The difference, of course, is that since 2004 global oil production has flatlined but demand has continued to grow, and at this point there’s very little slack left. You can draw your own conclusions about what’s likely to happen when global oil production begins to decline, as it will within the current decade. It’s not likely to be pretty
yes indeed: be very hypercritical..
as much that we are beind told is not true. HRW scuttles another furfy:
http://mrzine.monthlyreview.org/2011/furuhashi020311.html
http://redantliberationarmy.wordpress.com/2011/03/07/human-rights-watch-no-mercenaries-in-libya/
Robert:
its said to be an old chinese curse(‘but who know?!) against a particuly nasty enemy:
May you live in Interesting times’
Brian
What makes you think a terrible massacre would “force” the West to intervene? They obviously don’t want to get terribly involved, and we know that they don’t give a damn about any blood that’s spilled in the Third World.
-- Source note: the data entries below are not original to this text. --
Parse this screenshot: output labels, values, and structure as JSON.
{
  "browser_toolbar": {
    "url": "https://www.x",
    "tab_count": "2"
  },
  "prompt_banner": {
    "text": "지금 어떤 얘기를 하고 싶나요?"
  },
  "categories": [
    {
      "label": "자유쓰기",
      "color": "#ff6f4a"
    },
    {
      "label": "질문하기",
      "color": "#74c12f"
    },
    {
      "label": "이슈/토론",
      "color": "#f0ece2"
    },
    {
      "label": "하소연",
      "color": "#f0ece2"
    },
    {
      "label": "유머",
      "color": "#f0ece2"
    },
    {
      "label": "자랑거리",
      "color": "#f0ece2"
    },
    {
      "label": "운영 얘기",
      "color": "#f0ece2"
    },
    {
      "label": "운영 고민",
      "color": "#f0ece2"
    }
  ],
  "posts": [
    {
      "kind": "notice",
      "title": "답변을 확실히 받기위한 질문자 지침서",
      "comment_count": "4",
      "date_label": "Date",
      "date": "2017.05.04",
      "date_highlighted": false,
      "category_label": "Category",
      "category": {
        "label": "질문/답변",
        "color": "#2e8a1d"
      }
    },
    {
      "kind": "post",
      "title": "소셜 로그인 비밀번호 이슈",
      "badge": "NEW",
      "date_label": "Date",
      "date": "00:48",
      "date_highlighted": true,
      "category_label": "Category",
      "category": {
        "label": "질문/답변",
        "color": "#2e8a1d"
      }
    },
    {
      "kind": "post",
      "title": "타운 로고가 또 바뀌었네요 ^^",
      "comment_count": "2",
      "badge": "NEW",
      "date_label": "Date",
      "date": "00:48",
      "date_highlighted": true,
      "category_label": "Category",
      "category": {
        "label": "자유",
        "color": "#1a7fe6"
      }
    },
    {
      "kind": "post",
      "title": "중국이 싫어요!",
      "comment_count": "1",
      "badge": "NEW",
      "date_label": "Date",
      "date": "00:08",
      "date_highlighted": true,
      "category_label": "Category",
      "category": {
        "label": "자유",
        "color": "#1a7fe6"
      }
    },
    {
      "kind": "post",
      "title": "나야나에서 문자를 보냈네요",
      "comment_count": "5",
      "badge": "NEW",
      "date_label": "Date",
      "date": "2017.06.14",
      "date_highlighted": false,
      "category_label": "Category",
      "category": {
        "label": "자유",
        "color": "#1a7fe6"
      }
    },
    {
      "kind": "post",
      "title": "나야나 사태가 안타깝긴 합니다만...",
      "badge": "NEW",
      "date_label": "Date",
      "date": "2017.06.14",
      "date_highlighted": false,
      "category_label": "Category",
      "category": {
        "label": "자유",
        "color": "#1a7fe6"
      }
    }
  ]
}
@Robert:Not that long ago, a 1.3 million barrel a day shortfall would have been a minor issue for the world’s economies, easily covered the moment one of the world’s other oil-producing nations decides to cash in by turning open the tap a bit further
Yes, absolutely, the system is cracking at its seams while the world corporate media is doing all it can to look away from that.
@ProletarianRenegade:What makes you think a terrible massacre would “force” the West to intervene?
Srebrenica, Racak, the Kuweiti incubators, etc. Once the Empire decides to intervene, its creates some kind of ‘atrocity’ which then ‘forces’ it to intervene on ‘humanitarian’ grounds.
Hitler already did that with his ‘humanitarian intervention’ on behalf of the Sudeten Germans. http://en.wikipedia.org/wiki/Sudeten_Germans
Once the Empire decides to intervene, its creates some kind of ‘atrocity’ which then ‘forces’ it to intervene on ‘humanitarian’ grounds.
No need for them to invent atrocities when Gaddafi’s forces are committing them every day. If/when he retakes the rebel towns, he will make the aftermath of the Paris Commune look like a picnic. You can bet on it.